I am neither a linguist nor a philosopher of language, so what I will say is naive and may be completely silly.
It seems to be common to divide up the task of analyzing language between syntax and semantics. Syntax determines how to classify linguistic strings into categories such as "sentence", "well-formed formula", "predicate", "name", etc. If the division is merely pragmatic, that's fine. But if something philosophical is supposed to ride on the division, we should be cautious. Concepts like "sentence" and "predicate" are ones that we need semantic vocabulary to explain—a sentence is the sort of thing that could be true or false, or maybe the sort of thing that is supposed to express a proposition. A predicate is the sort of thing that can be applied to one or more referring expressions.

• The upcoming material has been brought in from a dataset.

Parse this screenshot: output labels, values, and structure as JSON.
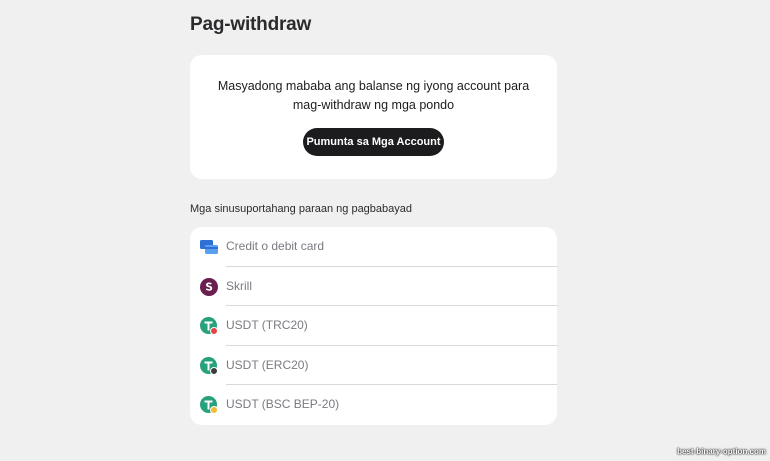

If one wants syntax to be purely formal, we should see it as classifying permissible utterances into a bunch of formal categories. As pure syntactitians, we should not presuppose any particular set of categories into which the strings are to be classified. If we are not to suppose any specific semantic concepts, the basic category should be, I think, that of a "permissible conversation" (it may well be that the concept of a "conversation" is itself semantic—but it will be the most general semantic concept). Then, as pure syntactitians, we study permissible conversations, trying to classify their components. We can model a permissible conversation as a string of characters tagged by speaker (we could model the tagging as colors—we put what is spoken by different people in different colors). Then as pure syntactitians, we study the natural rules for generating permissible conversations.
It may well be that in the case of a human language, the natural generating rules for speakers will make use of concepts such as "sentence" and "well-formed formula", but this should not be presupposed at the outset.
Here is an interesting question: Do we have good reason to suppose that if we restricted syntax to something to be discovered by this methodology, the categories we would come up with would be at all the familiar linguistic categories? I think we are not in a position to know the answer to this. The categories that we in fact have were not discovered by this methodology. They were discovered by a mix of this methodology and semantic considerations. And that seems the better way to go to generate relevant syntactic categories than the road of pure syntax. But the road that we in fact took does not allow for a neat division of labor between syntax and semantics, since many of our syntactic categories are also natural semantic ones, and their semantic naturalness that goes into making them linguistic relevant.